Multa e apreensão estão previstas para quem rodar sem documentação exigida

Erika Osti Publicado em 14/01/2026, às 14h14
As motos e scooters elétricas ganharam espaço nas ruas brasileiras nos últimos anos e, junto com a popularidade, surgiram muitas dúvidas sobre documentação e habilitação. Com o objetivo de aumentar a segurança e organizar a circulação desses veículos, o Conselho Nacional de Trânsito (Contran) estabeleceu regras mais claras que entraram em vigor no início de 2026.

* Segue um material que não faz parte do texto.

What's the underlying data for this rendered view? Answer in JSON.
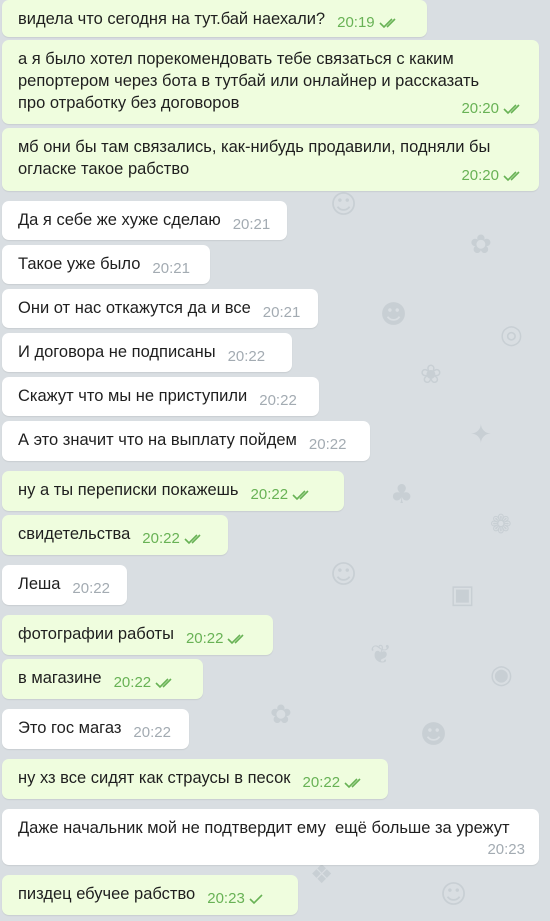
{
  "theme": {
    "outgoing_bg": "#effdde",
    "incoming_bg": "#ffffff",
    "outgoing_time": "#68b255",
    "incoming_time": "#a3abb2",
    "wallpaper": "#d9dee2"
  },
  "messages": [
    {
      "dir": "out",
      "text": "видела что сегодня на тут.бай наехали?",
      "time": "20:19",
      "status": "read"
    },
    {
      "dir": "out",
      "text": "а я было хотел порекомендовать тебе связаться с каким\nрепортером через бота в тутбай или онлайнер и рассказать\nпро отработку без договоров",
      "time": "20:20",
      "status": "read"
    },
    {
      "dir": "out",
      "text": "мб они бы там связались, как-нибудь продавили, подняли бы\nогласке такое рабство",
      "time": "20:20",
      "status": "read"
    },
    {
      "dir": "in",
      "text": "Да я себе же хуже сделаю",
      "time": "20:21"
    },
    {
      "dir": "in",
      "text": "Такое уже было",
      "time": "20:21"
    },
    {
      "dir": "in",
      "text": "Они от нас откажутся да и все",
      "time": "20:21"
    },
    {
      "dir": "in",
      "text": "И договора не подписаны",
      "time": "20:22"
    },
    {
      "dir": "in",
      "text": "Скажут что мы не приступили",
      "time": "20:22"
    },
    {
      "dir": "in",
      "text": "А это значит что на выплату пойдем",
      "time": "20:22"
    },
    {
      "dir": "out",
      "text": "ну а ты переписки покажешь",
      "time": "20:22",
      "status": "read"
    },
    {
      "dir": "out",
      "text": "свидетельства",
      "time": "20:22",
      "status": "read"
    },
    {
      "dir": "in",
      "text": "Леша",
      "time": "20:22"
    },
    {
      "dir": "out",
      "text": "фотографии работы",
      "time": "20:22",
      "status": "read"
    },
    {
      "dir": "out",
      "text": "в магазине",
      "time": "20:22",
      "status": "read"
    },
    {
      "dir": "in",
      "text": "Это гос магаз",
      "time": "20:22"
    },
    {
      "dir": "out",
      "text": "ну хз все сидят как страусы в песок",
      "time": "20:22",
      "status": "read"
    },
    {
      "dir": "in",
      "text": "Даже начальник мой не подтвердит ему  ещё больше за урежут",
      "time": "20:23"
    },
    {
      "dir": "out",
      "text": "пиздец ебучее рабство",
      "time": "20:23",
      "status": "sent"
    }
  ]
}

A principal mudança é que scooters e ciclomotores elétricos que atingem até 50 km/h ou têm potência de até 4 kW passaram a ser tratados como qualquer outro veículo motorizado. Eles precisam ser registrados no Detran, com placa, licenciamento e pagamento de IPVA. Para conduzir, é obrigatório ter CNH na categoria A ou a ACC (Autorização para Conduzir Ciclomotor), além do uso de capacete. Quem circula sem documentação comete infração gravíssima, sujeita a multa de R$ 293,47 e retenção do veículo.
As bicicletas elétricas continuam com regras mais flexíveis, mas apenas quando não possuem acelerador. Nesse caso, são consideradas bicicletas comuns e não exigem placa nem habilitação. Se tiverem acelerador ou potência acima do limite, passam a ser classificadas como ciclomotores e entram nas mesmas exigências das motos elétricas.
Os patinetes também foram incluídos nas novas regras. Modelos simples seguem livres, mas os que ultrapassam 32 km/h ou têm potência superior a 1.000 W são considerados ciclomotores e precisam de emplacamento e habilitação. Essa medida busca evitar que veículos com desempenho próximo ao de uma moto circulem sem controle ou fiscalização.
Para emplacar uma moto elétrica, o proprietário deve procurar o Detran do estado com a nota fiscal do veículo, documento de identidade, CPF e comprovante de residência. O órgão realiza a vistoria, confere o número de chassi e emite o documento de registro. Depois disso, o veículo recebe a placa oficial, necessária para identificação e fiscalização.
O licenciamento é a autorização anual para que o veículo circule. Ele confirma que o registro está em dia e que não há pendências. Sem licenciamento, mesmo com placa, a moto elétrica não pode rodar. O IPVA, imposto sobre a propriedade de veículos, também é cobrado para motos elétricas. O valor varia de estado para estado e é calculado sobre o preço do veículo. Em alguns lugares, há descontos ou isenção parcial para veículos elétricos, mas isso depende da legislação local.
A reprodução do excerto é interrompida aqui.